Nesses casos, são entendidas como dívidas todas as despesas não pagas pelo falecido, incluindo aquelas decorrentes do seu funeral, e também alcançam dívidas tributárias, trabalhistas e societárias, além dos contratos, cheques, promissórias, financiamentos e outras despesas parceladas ainda não quitadas.
Em se tratando de inventário extrajudicial, os próprios herdeiros devem fazer esse levantamento dos débitos existentes, os quais deverão ser descritos na petição a ser redigida pelo advogado e direcionada ao tabelião, para que constem da escritura pública, na qual também estará estabelecida a forma de pagamento.
Essa forma de pagamento poderá ser em dinheiro, se houver disponível no patrimônio deixado, ou também poderá ser na forma de entrega de algum bem, pelo valor equivalente ao devido, servindo a escritura pública de inventário como documento hábil à transferência do bem ao credor.
É importante que os herdeiros entrem em contato com os credores privados e negociem esses pagamentos, se forem realizados em bens. Quanto às dívidas tributárias, essas demandaram o pagamento em dinheiro e, assim, dependerão da venda dos bens pelos herdeiros.

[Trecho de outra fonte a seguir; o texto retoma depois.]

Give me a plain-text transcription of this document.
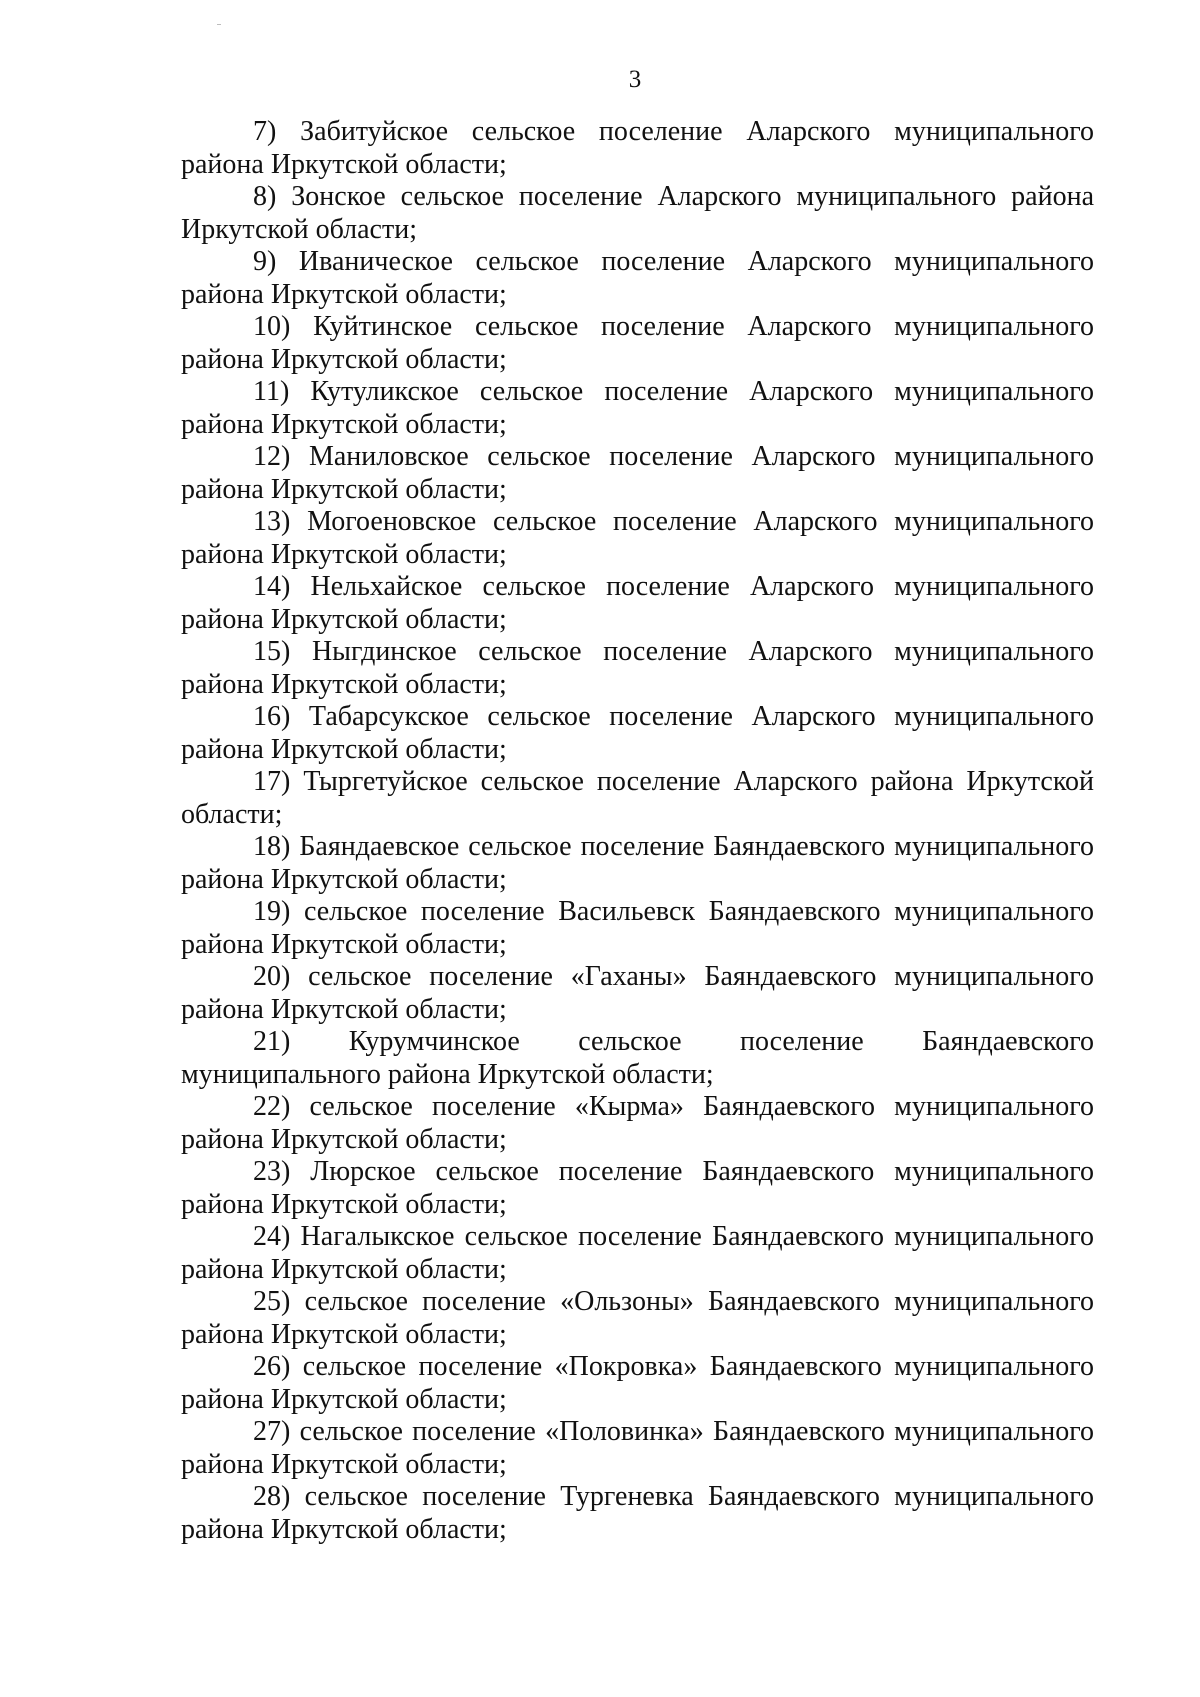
3
7) Забитуйское сельское поселение Аларского муниципального района Иркутской области;
8) Зонское сельское поселение Аларского муниципального района Иркутской области;
9) Иваническое сельское поселение Аларского муниципального района Иркутской области;
10) Куйтинское сельское поселение Аларского муниципального района Иркутской области;
11) Кутуликское сельское поселение Аларского муниципального района Иркутской области;
12) Маниловское сельское поселение Аларского муниципального района Иркутской области;
13) Могоеновское сельское поселение Аларского муниципального района Иркутской области;
14) Нельхайское сельское поселение Аларского муниципального района Иркутской области;
15) Ныгдинское сельское поселение Аларского муниципального района Иркутской области;
16) Табарсукское сельское поселение Аларского муниципального района Иркутской области;
17) Тыргетуйское сельское поселение Аларского района Иркутской области;
18) Баяндаевское сельское поселение Баяндаевского муниципального района Иркутской области;
19) сельское поселение Васильевск Баяндаевского муниципального района Иркутской области;
20) сельское поселение «Гаханы» Баяндаевского муниципального района Иркутской области;
21) Курумчинское сельское поселение Баяндаевского муниципального района Иркутской области;
22) сельское поселение «Кырма» Баяндаевского муниципального района Иркутской области;
23) Люрское сельское поселение Баяндаевского муниципального района Иркутской области;
24) Нагалыкское сельское поселение Баяндаевского муниципального района Иркутской области;
25) сельское поселение «Ользоны» Баяндаевского муниципального района Иркутской области;
26) сельское поселение «Покровка» Баяндаевского муниципального района Иркутской области;
27) сельское поселение «Половинка» Баяндаевского муниципального района Иркутской области;
28) сельское поселение Тургеневка Баяндаевского муниципального района Иркутской области;
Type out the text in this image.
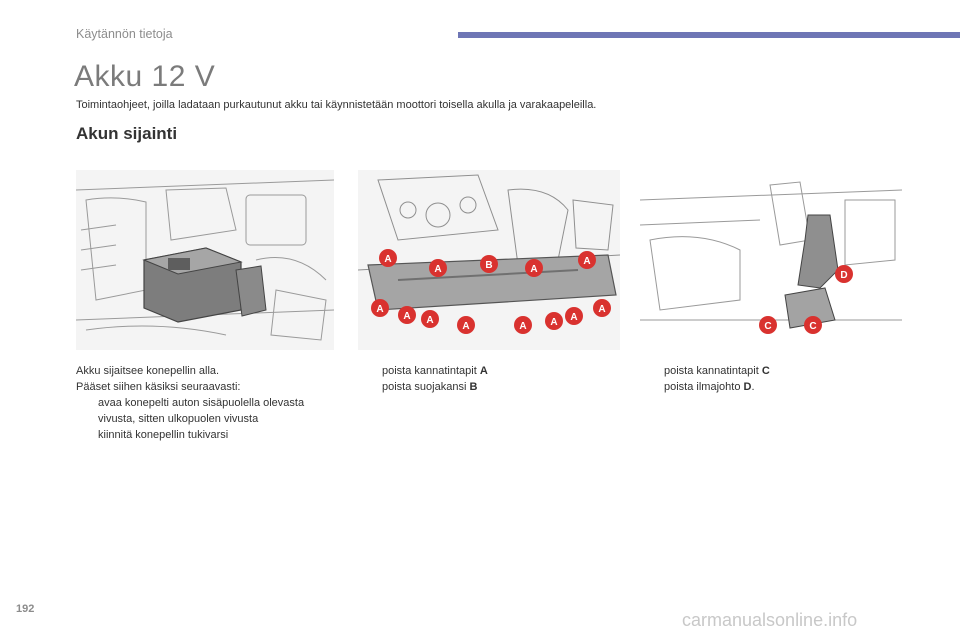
Käytännön tietoja
Akku 12 V
Toimintaohjeet, joilla ladataan purkautunut akku tai käynnistetään moottori toisella akulla ja varakaapeleilla.
Akun sijainti
A
A	B	A
A
A
A A
A	A A A
A
D
C	C

Akku sijaitsee konepellin alla.

Pääset siihen käsiksi seuraavasti:

avaa konepelti auton sisäpuolella olevasta vivusta, sitten ulkopuolen vivusta
kiinnitä konepellin tukivarsi
poista kannatintapit A
poista suojakansi B
poista kannatintapit C
poista ilmajohto D.
192
carmanualsonline.info
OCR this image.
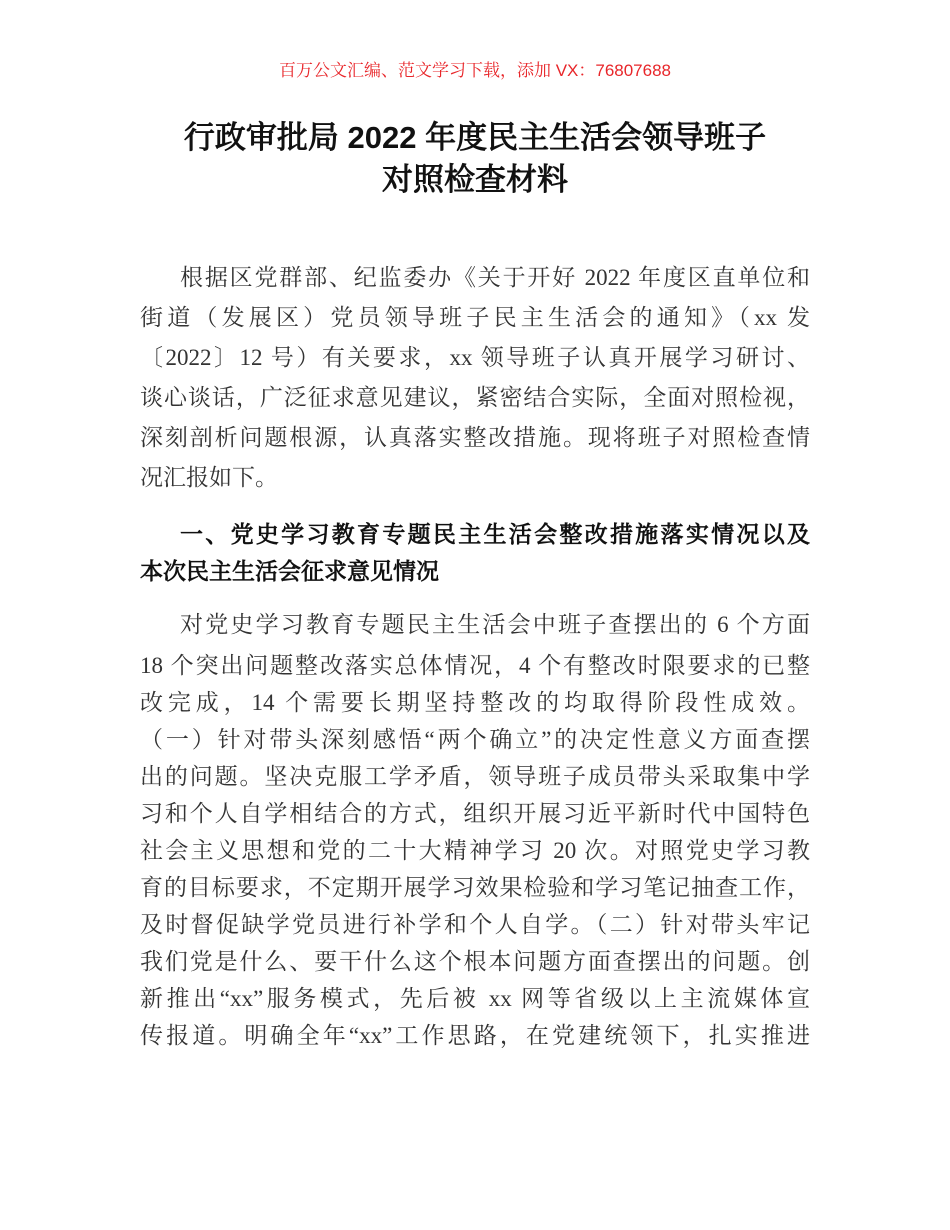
百万公文汇编、范文学习下载，添加 VX：76807688
行政审批局 2022 年度民主生活会领导班子
对照检查材料
根据区党群部、纪监委办《关于开好 2022 年度区直单位和
街道（发展区）党员领导班子民主生活会的通知》（xx 发
〔2022〕12 号）有关要求，xx 领导班子认真开展学习研讨、
谈心谈话，广泛征求意见建议，紧密结合实际，全面对照检视，
深刻剖析问题根源，认真落实整改措施。现将班子对照检查情
况汇报如下。
一、党史学习教育专题民主生活会整改措施落实情况以及
本次民主生活会征求意见情况
对党史学习教育专题民主生活会中班子查摆出的 6 个方面
18 个突出问题整改落实总体情况，4 个有整改时限要求的已整
改完成，14 个需要长期坚持整改的均取得阶段性成效。
（一）针对带头深刻感悟“两个确立”的决定性意义方面查摆
出的问题。坚决克服工学矛盾，领导班子成员带头采取集中学
习和个人自学相结合的方式，组织开展习近平新时代中国特色
社会主义思想和党的二十大精神学习 20 次。对照党史学习教
育的目标要求，不定期开展学习效果检验和学习笔记抽查工作，
及时督促缺学党员进行补学和个人自学。（二）针对带头牢记
我们党是什么、要干什么这个根本问题方面查摆出的问题。创
新推出“xx”服务模式，先后被 xx 网等省级以上主流媒体宣
传报道。明确全年“xx”工作思路，在党建统领下，扎实推进
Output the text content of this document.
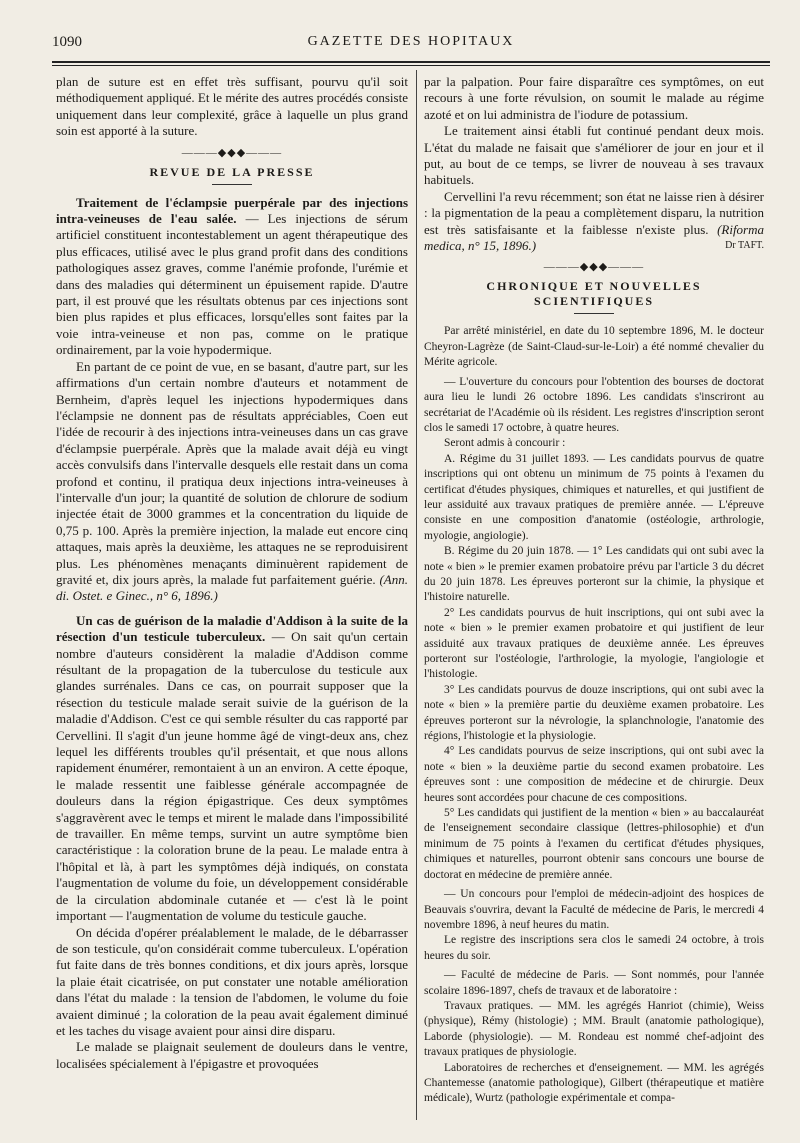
1090	GAZETTE DES HOPITAUX

plan de suture est en effet très suffisant, pourvu qu'il soit méthodiquement appliqué. Et le mérite des autres procédés consiste uniquement dans leur complexité, grâce à laquelle un plus grand soin est apporté à la suture.

———◆◆◆———
REVUE DE LA PRESSE

Traitement de l'éclampsie puerpérale par des injections intra-veineuses de l'eau salée. — Les injections de sérum artificiel constituent incontestablement un agent thérapeutique des plus efficaces, utilisé avec le plus grand profit dans des conditions pathologiques assez graves, comme l'anémie profonde, l'urémie et dans des maladies qui déterminent un épuisement rapide. D'autre part, il est prouvé que les résultats obtenus par ces injections sont bien plus rapides et plus efficaces, lorsqu'elles sont faites par la voie intra-veineuse et non pas, comme on le pratique ordinairement, par la voie hypodermique.

En partant de ce point de vue, en se basant, d'autre part, sur les affirmations d'un certain nombre d'auteurs et notamment de Bernheim, d'après lequel les injections hypodermiques dans l'éclampsie ne donnent pas de résultats appréciables, Coen eut l'idée de recourir à des injections intra-veineuses dans un cas grave d'éclampsie puerpérale. Après que la malade avait déjà eu vingt accès convulsifs dans l'intervalle desquels elle restait dans un coma profond et continu, il pratiqua deux injections intra-veineuses à l'intervalle d'un jour; la quantité de solution de chlorure de sodium injectée était de 3000 grammes et la concentration du liquide de 0,75 p. 100. Après la première injection, la malade eut encore cinq attaques, mais après la deuxième, les attaques ne se reproduisirent plus. Les phénomènes menaçants diminuèrent rapidement de gravité et, dix jours après, la malade fut parfaitement guérie. (Ann. di. Ostet. e Ginec., n° 6, 1896.)

Un cas de guérison de la maladie d'Addison à la suite de la résection d'un testicule tuberculeux. — On sait qu'un certain nombre d'auteurs considèrent la maladie d'Addison comme résultant de la propagation de la tuberculose du testicule aux glandes surrénales. Dans ce cas, on pourrait supposer que la résection du testicule malade serait suivie de la guérison de la maladie d'Addison. C'est ce qui semble résulter du cas rapporté par Cervellini. Il s'agit d'un jeune homme âgé de vingt-deux ans, chez lequel les différents troubles qu'il présentait, et que nous allons rapidement énumérer, remontaient à un an environ. A cette époque, le malade ressentit une faiblesse générale accompagnée de douleurs dans la région épigastrique. Ces deux symptômes s'aggravèrent avec le temps et mirent le malade dans l'impossibilité de travailler. En même temps, survint un autre symptôme bien caractéristique : la coloration brune de la peau. Le malade entra à l'hôpital et là, à part les symptômes déjà indiqués, on constata l'augmentation de volume du foie, un développement considérable de la circulation abdominale cutanée et — c'est là le point important — l'augmentation de volume du testicule gauche.

On décida d'opérer préalablement le malade, de le débarrasser de son testicule, qu'on considérait comme tuberculeux. L'opération fut faite dans de très bonnes conditions, et dix jours après, lorsque la plaie était cicatrisée, on put constater une notable amélioration dans l'état du malade : la tension de l'abdomen, le volume du foie avaient diminué ; la coloration de la peau avait également diminué et les taches du visage avaient pour ainsi dire disparu.

Le malade se plaignait seulement de douleurs dans le ventre, localisées spécialement à l'épigastre et provoquées

par la palpation. Pour faire disparaître ces symptômes, on eut recours à une forte révulsion, on soumit le malade au régime azoté et on lui administra de l'iodure de potassium.

Le traitement ainsi établi fut continué pendant deux mois. L'état du malade ne faisait que s'améliorer de jour en jour et il put, au bout de ce temps, se livrer de nouveau à ses travaux habituels.

Cervellini l'a revu récemment; son état ne laisse rien à désirer : la pigmentation de la peau a complètement disparu, la nutrition est très satisfaisante et la faiblesse n'existe plus. (Riforma medica, n° 15, 1896.)	Dr TAFT.

———◆◆◆———
CHRONIQUE ET NOUVELLES SCIENTIFIQUES

Par arrêté ministériel, en date du 10 septembre 1896, M. le docteur Cheyron-Lagrèze (de Saint-Claud-sur-le-Loir) a été nommé chevalier du Mérite agricole.

— L'ouverture du concours pour l'obtention des bourses de doctorat aura lieu le lundi 26 octobre 1896. Les candidats s'inscriront au secrétariat de l'Académie où ils résident. Les registres d'inscription seront clos le samedi 17 octobre, à quatre heures.

Seront admis à concourir :

A. Régime du 31 juillet 1893. — Les candidats pourvus de quatre inscriptions qui ont obtenu un minimum de 75 points à l'examen du certificat d'études physiques, chimiques et naturelles, et qui justifient de leur assiduité aux travaux pratiques de première année. — L'épreuve consiste en une composition d'anatomie (ostéologie, arthrologie, myologie, angiologie).

B. Régime du 20 juin 1878. — 1° Les candidats qui ont subi avec la note « bien » le premier examen probatoire prévu par l'article 3 du décret du 20 juin 1878. Les épreuves porteront sur la chimie, la physique et l'histoire naturelle.

2° Les candidats pourvus de huit inscriptions, qui ont subi avec la note « bien » le premier examen probatoire et qui justifient de leur assiduité aux travaux pratiques de deuxième année. Les épreuves porteront sur l'ostéologie, l'arthrologie, la myologie, l'angiologie et l'histologie.

3° Les candidats pourvus de douze inscriptions, qui ont subi avec la note « bien » la première partie du deuxième examen probatoire. Les épreuves porteront sur la névrologie, la splanchnologie, l'anatomie des régions, l'histologie et la physiologie.

4° Les candidats pourvus de seize inscriptions, qui ont subi avec la note « bien » la deuxième partie du second examen probatoire. Les épreuves sont : une composition de médecine et de chirurgie. Deux heures sont accordées pour chacune de ces compositions.

5° Les candidats qui justifient de la mention « bien » au baccalauréat de l'enseignement secondaire classique (lettres-philosophie) et d'un minimum de 75 points à l'examen du certificat d'études physiques, chimiques et naturelles, pourront obtenir sans concours une bourse de doctorat en médecine de première année.

— Un concours pour l'emploi de médecin-adjoint des hospices de Beauvais s'ouvrira, devant la Faculté de médecine de Paris, le mercredi 4 novembre 1896, à neuf heures du matin.

Le registre des inscriptions sera clos le samedi 24 octobre, à trois heures du soir.

— Faculté de médecine de Paris. — Sont nommés, pour l'année scolaire 1896-1897, chefs de travaux et de laboratoire :

Travaux pratiques. — MM. les agrégés Hanriot (chimie), Weiss (physique), Rémy (histologie) ; MM. Brault (anatomie pathologique), Laborde (physiologie). — M. Rondeau est nommé chef-adjoint des travaux pratiques de physiologie.

Laboratoires de recherches et d'enseignement. — MM. les agrégés Chantemesse (anatomie pathologique), Gilbert (thérapeutique et matière médicale), Wurtz (pathologie expérimentale et compa-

Pode também um dos herdeiros aceitar ficam com algum bem específico e assumir o dever de pagar a dívida em dinheiro.
A flexibilidade do inventário extrajudicial permite uma série de negociações entre herdeiros e seus credores. O importante e não se esquecer de mencionar todas as dívidas existentes. Se necessário, publicar um edital para tanto, evitando-se assim que futuramente algum credor compareça à juízo para cobrar dos herdeiros uma dívida que não foi paga (gerando custos indevidos que poderiam ser evitados).
Quanto ao inventário judicial, o art. 1.017, do Código de Processo Civil determina que "antes da partilha, poderão os credores do espólio requerer ao juízo do inventário o pagamento das dívidas vencidas e exigíveis".
Deve ficar claro que os credores, apesar do verbo "poderão", deverão habilitar seus créditos, vencidos ou não (art. 1.019 CPC), ao juízo do inventário, uma vez que esses pagamentos devem ser realizados antes da partilha, não havendo outra possibilidade futura para tanto.
Feito isso, o juiz do inventário separará bens para o pagamento das dívidas, que poderão ser em dinheiro, a ser entregue aos credores durante a partilha, ou vendidos visando o pagamento hasta pública (em praça, no caso de bens imóveis ou em leilão no caso de bens móveis). Poderá também o credor requerer a adjudicação do bem, adquirindo o bem para si (art. 685 CPC).
Deve ser observado que os herdeiros poderão impugnar as dívidas que se encontrem vencidas e prescritas, as quais não podem mais ser exigidas em juízo, assim com aquelas em que não haja prova literal da dívida, em forma de documento que prove o direito do credor (contrato, cheque, promissória). Sem a devida fundamentação, o juiz poderá julgar improcedente essa impugnação e mandar reservar bens suficientes ao pagamento da dívida (art. 1.018 CPC).